Schwäbische Zeitung (Bad Saulgau)
Sozialstation besucht den Kräuterpater
Gerhard Seidler zeigt auf dem Brunnenhof seine Blütenpracht
ALTSHAUSEN/EBENWEILER (bz) Mitarbeiter von Sozialstationen kennen keine ganztägigen Betriebsausflüge. Ihre Patienten müssen in der Regel zwei Mal täglich – vormittags und in den frühen Abendstunden – versorgt werden. Für kollegiale Kontaktpflege im Team der Altshauser Sozialstation St. Josef bleiben dazwischen maximal vier Stunden für ein gemeinsames Mittagessen und einen Ausflug. Dieser führte dieses Jahr zum Kräuterpater.
In der bunten Blütenpracht des Brunnenhofs lud Pater Gerhard Seidler seine Gäste zu einem Streifzug durch Gottes grüne Apotheke ein.
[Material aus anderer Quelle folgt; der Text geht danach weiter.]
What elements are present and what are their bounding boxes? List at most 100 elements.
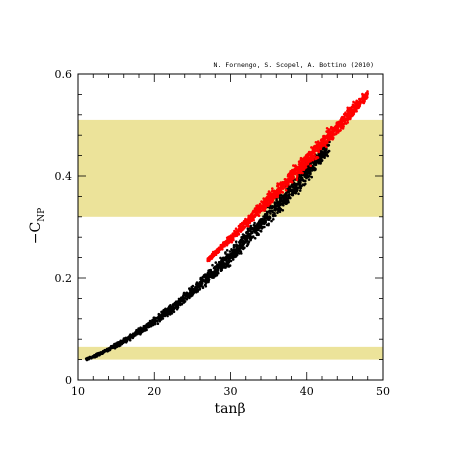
data-point: [330, 132, 333, 135]
data-point: [321, 151, 324, 155]
data-point: [355, 110, 358, 113]
data-point: [301, 178, 305, 182]
data-point: [185, 297, 188, 301]
data-point: [270, 207, 274, 210]
data-point: [304, 182, 307, 186]
data-point: [190, 288, 193, 291]
data-point: [351, 109, 355, 113]
data-point: [317, 147, 320, 151]
data-point: [274, 204, 277, 207]
data-point: [261, 201, 265, 205]
data-point: [209, 272, 212, 275]
data-point: [334, 125, 338, 128]
data-point: [261, 222, 264, 225]
data-point: [242, 219, 246, 223]
data-point: [334, 129, 338, 132]
data-point: [182, 291, 186, 295]
data-point: [297, 160, 301, 163]
data-point: [306, 153, 310, 157]
data-point: [268, 191, 272, 195]
data-point: [216, 263, 220, 266]
data-point: [207, 258, 210, 262]
data-point: [291, 178, 294, 181]
data-point: [279, 181, 283, 185]
data-point: [126, 337, 130, 341]
data-point: [204, 278, 208, 281]
data-point: [226, 264, 230, 268]
data-point: [346, 121, 350, 124]
data-point: [294, 164, 297, 167]
data-point: [292, 164, 295, 167]
data-point: [321, 154, 324, 158]
data-point: [271, 211, 275, 214]
data-point: [232, 245, 236, 249]
data-point: [250, 216, 253, 219]
data-point: [309, 171, 312, 175]
data-point: [265, 210, 269, 214]
data-point: [241, 245, 245, 249]
data-point: [235, 230, 239, 234]
data-point: [262, 205, 266, 209]
data-point: [289, 179, 293, 183]
band-1: [78, 346, 383, 360]
data-point: [152, 316, 156, 320]
data-point: [222, 243, 225, 246]
data-point: [324, 151, 327, 155]
data-point: [281, 187, 285, 190]
data-point: [147, 324, 150, 327]
data-point: [281, 209, 285, 212]
data-point: [99, 351, 103, 354]
data-point: [302, 165, 305, 168]
data-point: [346, 106, 350, 110]
data-point: [285, 198, 288, 201]
data-point: [209, 255, 212, 259]
data-point: [271, 199, 275, 202]
data-point: [176, 303, 180, 306]
data-point: [151, 319, 154, 323]
data-point: [309, 164, 313, 167]
data-point: [298, 181, 302, 184]
data-point: [240, 252, 243, 255]
data-point: [325, 130, 329, 134]
data-point: [102, 350, 106, 354]
y-tick-label: 0.2: [55, 272, 73, 285]
data-point: [107, 347, 111, 351]
data-point: [313, 145, 317, 149]
data-point: [206, 271, 210, 275]
data-point: [232, 235, 235, 238]
data-point: [253, 237, 257, 240]
data-point: [305, 171, 309, 174]
data-point: [325, 153, 329, 157]
data-point: [211, 263, 214, 267]
data-point: [255, 212, 258, 215]
data-point: [253, 228, 257, 232]
data-point: [304, 174, 308, 178]
data-point: [346, 109, 349, 112]
data-point: [326, 133, 330, 136]
data-point: [305, 163, 308, 166]
data-point: [123, 337, 126, 341]
data-point: [256, 210, 260, 213]
data-point: [157, 318, 160, 321]
data-point: [327, 136, 331, 139]
data-point: [292, 175, 295, 179]
data-point: [359, 99, 362, 102]
data-point: [221, 262, 225, 265]
data-point: [245, 244, 249, 248]
data-point: [236, 251, 239, 255]
data-point: [279, 208, 282, 212]
data-point: [268, 215, 271, 219]
data-point: [248, 232, 251, 236]
data-point: [279, 202, 283, 206]
data-point: [240, 228, 244, 232]
data-point: [279, 189, 283, 193]
y-axis-label: −CNP: [28, 208, 47, 244]
x-tick-label: 40: [300, 385, 314, 398]
data-point: [253, 221, 256, 225]
data-point: [284, 191, 288, 195]
data-point: [96, 353, 99, 356]
data-point: [269, 212, 272, 215]
data-point: [358, 104, 361, 107]
data-point: [264, 200, 268, 204]
data-point: [209, 269, 212, 273]
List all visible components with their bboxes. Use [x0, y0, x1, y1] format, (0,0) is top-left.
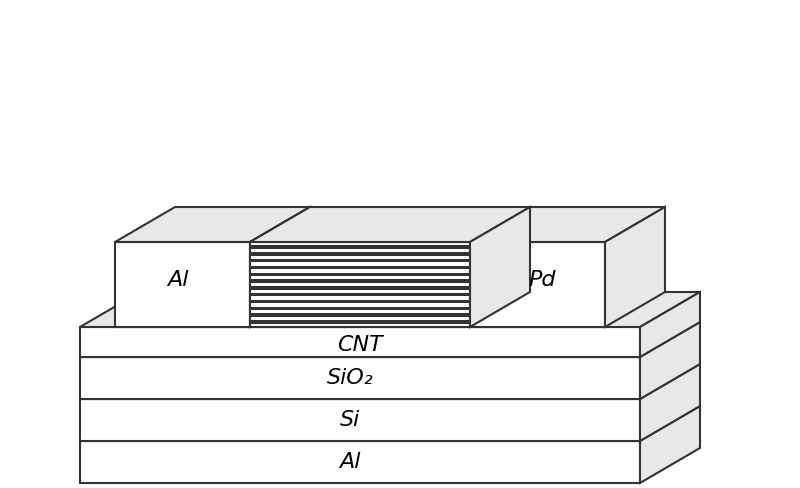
Polygon shape	[80, 441, 640, 483]
Polygon shape	[80, 364, 700, 399]
Polygon shape	[250, 313, 470, 317]
Text: Al: Al	[339, 452, 361, 472]
Polygon shape	[250, 306, 470, 310]
Text: SiO₂: SiO₂	[326, 368, 374, 388]
Polygon shape	[250, 259, 470, 263]
Polygon shape	[80, 292, 700, 327]
Polygon shape	[605, 207, 665, 327]
Polygon shape	[640, 406, 700, 483]
Text: CNT: CNT	[337, 335, 383, 355]
Polygon shape	[115, 242, 250, 327]
Polygon shape	[250, 293, 470, 296]
Polygon shape	[80, 357, 640, 399]
Polygon shape	[250, 300, 470, 303]
Text: Si: Si	[340, 410, 360, 430]
Polygon shape	[470, 207, 530, 327]
Polygon shape	[80, 322, 700, 357]
Polygon shape	[115, 207, 310, 242]
Polygon shape	[250, 273, 470, 276]
Polygon shape	[250, 286, 470, 289]
Polygon shape	[80, 327, 640, 357]
Polygon shape	[80, 399, 640, 441]
Polygon shape	[250, 252, 470, 256]
Polygon shape	[640, 364, 700, 441]
Polygon shape	[640, 292, 700, 357]
Polygon shape	[250, 207, 530, 242]
Polygon shape	[80, 406, 700, 441]
Polygon shape	[250, 266, 470, 269]
Polygon shape	[470, 242, 605, 327]
Polygon shape	[250, 207, 310, 327]
Text: Pd: Pd	[529, 270, 556, 290]
Polygon shape	[250, 280, 470, 283]
Polygon shape	[470, 207, 665, 242]
Polygon shape	[250, 320, 470, 324]
Polygon shape	[250, 245, 470, 249]
Polygon shape	[640, 322, 700, 399]
Text: Al: Al	[167, 270, 188, 290]
Polygon shape	[250, 242, 470, 327]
Mittelalterlicher Tradition folgend, hat Pater Gerhard auf den Spuren Benedikts von Nursia, Abt Wilafried Strabos von der Reichenau, Hildegards von Bingen oder Paracelsus‘ in Jahren intensiven Studiums umfassendes Wissen über die oft erstaunliche Wirkung von Heilkräutern erworben.
Scheinbar wahllos pflückte Pater Seidler links ein Blatt, rechts eine Blüte oder ein unscheinbares Pflänzchen und schildert – gewürzt mit Humor und Wortwitz – die segensreiche Kraft: Zum Beispiel die Kapuzinerkresse als mildes Antibiotikum oder auch gegen Fußpilz, die Fetthenne bei Hautirritationen aller Art, die Königskerze, die schleimlösend wirkt, die Weberkarde gegen Borreliose oder das Johanniskraut, das Depressionen lindert, mit Öl aufbereitet Brandwunden heilt und in den Wechseljahren bei Frauen stimulierend, bei Männern jedoch dämpfend wirkt.
Auch die enthaltsames Klosterleben erleichternde Eigenschaft des Mönchspfeffers sorgt bei solchen Vorträgen stets für die Aufmerksamkeit und steigende Heiterkeit der Zuhörer. Jahrhundertelang waren unsere Vorfahren auf solche Kenntnisse angewiesen und bis heute geben isoliert lebende Eingeborenenstämme in Südamerika – inzwischen häufig von moderner Forschung beobachtet – dieses Wissen untereinander weiter.
Beim anschließenden gemütlichen Hock bei Kaffee und Kuchen blickte Anette Oelhaf auf ein arbeitsreiches, von vielen positiven und auch weniger hilfreichen Änderungen geprägtes Arbeitsjahr zurück. „Gesetzliche Neuerungen bringen uns leider immer wieder in Zwiespalt zwischen menschlicher Zuwendung für unsere Patienten und dem Leistungsdruck enger Zeitvorgaben.“Auch im Namen ihrer beiden Kolleginnen in der Stationsleitung dankte sie ihren derzeit 59 Mitarbeitern für ihre verantwortungsbewusste, in einem harmonischen, von sehr wenig Personalwechsel geprägten Team, geleistete Arbeit.